Monday, September 9, 2019

Jean Vanier and being witnesses to each others vulnerability


This is an excerpt from  Jesus Heist regarding the reality that we are all better off when we are real with one another and share our struggles. Otherwise, we end up hustling for attention and comparing our insides with other people's outsides. We as clergy know this best. Yet, we oftentimes struggle to be honest with each other about the reality of ministry. You can purchase the book here.

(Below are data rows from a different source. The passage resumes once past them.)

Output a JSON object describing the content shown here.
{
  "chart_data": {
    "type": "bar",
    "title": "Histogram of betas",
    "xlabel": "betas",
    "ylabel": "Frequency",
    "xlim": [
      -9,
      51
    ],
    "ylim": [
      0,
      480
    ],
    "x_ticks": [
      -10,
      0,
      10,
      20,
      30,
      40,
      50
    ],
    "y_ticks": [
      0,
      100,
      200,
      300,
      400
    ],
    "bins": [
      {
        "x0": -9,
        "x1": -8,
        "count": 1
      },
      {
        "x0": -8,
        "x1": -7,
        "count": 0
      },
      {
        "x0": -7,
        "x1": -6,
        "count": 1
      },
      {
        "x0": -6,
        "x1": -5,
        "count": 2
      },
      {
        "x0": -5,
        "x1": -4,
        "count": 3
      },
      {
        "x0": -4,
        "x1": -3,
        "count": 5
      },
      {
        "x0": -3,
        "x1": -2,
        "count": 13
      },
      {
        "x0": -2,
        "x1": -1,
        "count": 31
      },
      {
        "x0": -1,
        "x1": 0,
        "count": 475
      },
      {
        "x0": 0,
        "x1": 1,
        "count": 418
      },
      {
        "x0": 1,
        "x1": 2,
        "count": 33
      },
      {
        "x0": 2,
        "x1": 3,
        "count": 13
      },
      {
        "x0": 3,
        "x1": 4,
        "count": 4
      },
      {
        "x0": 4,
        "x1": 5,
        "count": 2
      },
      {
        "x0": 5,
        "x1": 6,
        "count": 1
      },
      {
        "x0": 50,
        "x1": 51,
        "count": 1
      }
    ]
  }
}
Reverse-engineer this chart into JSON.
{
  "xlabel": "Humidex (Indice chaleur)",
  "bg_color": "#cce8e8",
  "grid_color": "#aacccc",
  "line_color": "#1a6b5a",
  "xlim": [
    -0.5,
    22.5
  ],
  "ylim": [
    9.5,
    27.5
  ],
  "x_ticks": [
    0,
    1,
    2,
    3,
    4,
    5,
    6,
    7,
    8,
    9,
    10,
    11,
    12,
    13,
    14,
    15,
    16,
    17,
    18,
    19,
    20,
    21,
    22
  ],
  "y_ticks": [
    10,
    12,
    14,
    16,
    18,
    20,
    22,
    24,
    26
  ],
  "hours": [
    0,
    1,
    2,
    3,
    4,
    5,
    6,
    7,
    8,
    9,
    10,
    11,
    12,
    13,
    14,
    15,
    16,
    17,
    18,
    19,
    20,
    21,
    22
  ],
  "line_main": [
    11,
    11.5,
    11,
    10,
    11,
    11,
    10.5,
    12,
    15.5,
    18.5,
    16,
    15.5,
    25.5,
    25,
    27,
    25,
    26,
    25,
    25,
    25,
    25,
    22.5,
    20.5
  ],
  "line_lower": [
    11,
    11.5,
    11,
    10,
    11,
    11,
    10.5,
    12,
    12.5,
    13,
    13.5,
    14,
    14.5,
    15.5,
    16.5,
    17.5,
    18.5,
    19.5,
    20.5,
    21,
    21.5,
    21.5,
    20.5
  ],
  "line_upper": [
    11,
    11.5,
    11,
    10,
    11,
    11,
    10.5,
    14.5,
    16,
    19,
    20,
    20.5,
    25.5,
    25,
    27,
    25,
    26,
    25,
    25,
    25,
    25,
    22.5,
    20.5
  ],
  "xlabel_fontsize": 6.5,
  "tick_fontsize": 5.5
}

Excerpt from Chapter 10: Walking Together
Jean Vanier, founder of the L’arche communities,[i] believes it is a more nourishing to our human relationships when we share our weakness and difficulties than when we share our qualities and successes.[ii] When we bear witness to the cross in one another’s life, we recognize that “to be lonely is to feel unwanted and unloved, and therefore unloveable.” Vanier continues, “Loneliness is a taste of death. No wonder some people who are desperately lonely lose themselves in mental illness or violence to forget the inner pain.”[iii] The work of Jesus is the work of seeing one another for who they and we really are. We must quit the illusions of success and perfection. Instead we must own our brokenness, our starvation, our suffering, our struggles, and our deep poverty of spirit. In doing this, we are Christ to the other; we are genuinely present for the other.
Vanier writes, “Jesus is the starving, the parched, the prisoner, the stranger, the naked, the sick, the dying. Jesus is the oppressed, the poor. To live with Jesus is to live with the poor. To live with the poor is to live with Jesus”[iv] This is a tragedy of course. That there is suffering in the world is tragic, and that they should suffer alone is horrific. God in Christ Jesus upon the cross steps into the suffering lives of people to bring about great healing. This is the paradox of Christianity and the cross. So too when we step alongside the lost and least. This living as Jesus, this being, and doing as Jesus is how we are to make our way in the world. Rather than some kind of moral law, Jesus offers us life with one another. In this, there is something beyond a life of agony for all.      
I believe that if we look at Jesus and his relating to others, we see this very different way of living, moving, and being in the world. The church that is challenged to be the ecclesia must learn to stop pretending righteousness in order to enter the world as Jesus does. Furthermore, we can’t expect anything in return—no butts in pews. We enter, witness, and are present at the foot of another’s cross. There is no bait and switch. We are simply giving up our safety and walking into the streets of Nanjing, come what may. We are giving up our safety and entering the fray of the world. After all, Jesus never promised safety. He did promise a cross. We walk into the wilderness with Jesus and we are going to do some things that will make our righteous friends raise eyebrows.
       


[i] L’Arche communities are residences where people with and without intellectual disabilities share life together. You can read more about their work here: http://www.larche.org/
[ii]  Pamela Cushing, “To Be Fully Human,” Jean Vanier, accessed May 13, 2016, http://www.jean-vanier.org/en/his_message/jean_vanier_on_becoming_human/to_be_fully_human
[iii] Jean Vanier, Becoming Human (Paulist Press: New York, 1998), 10.
[iv] Jean Vanier, Community and Growth (Paulist Press: New York, 1989), 95.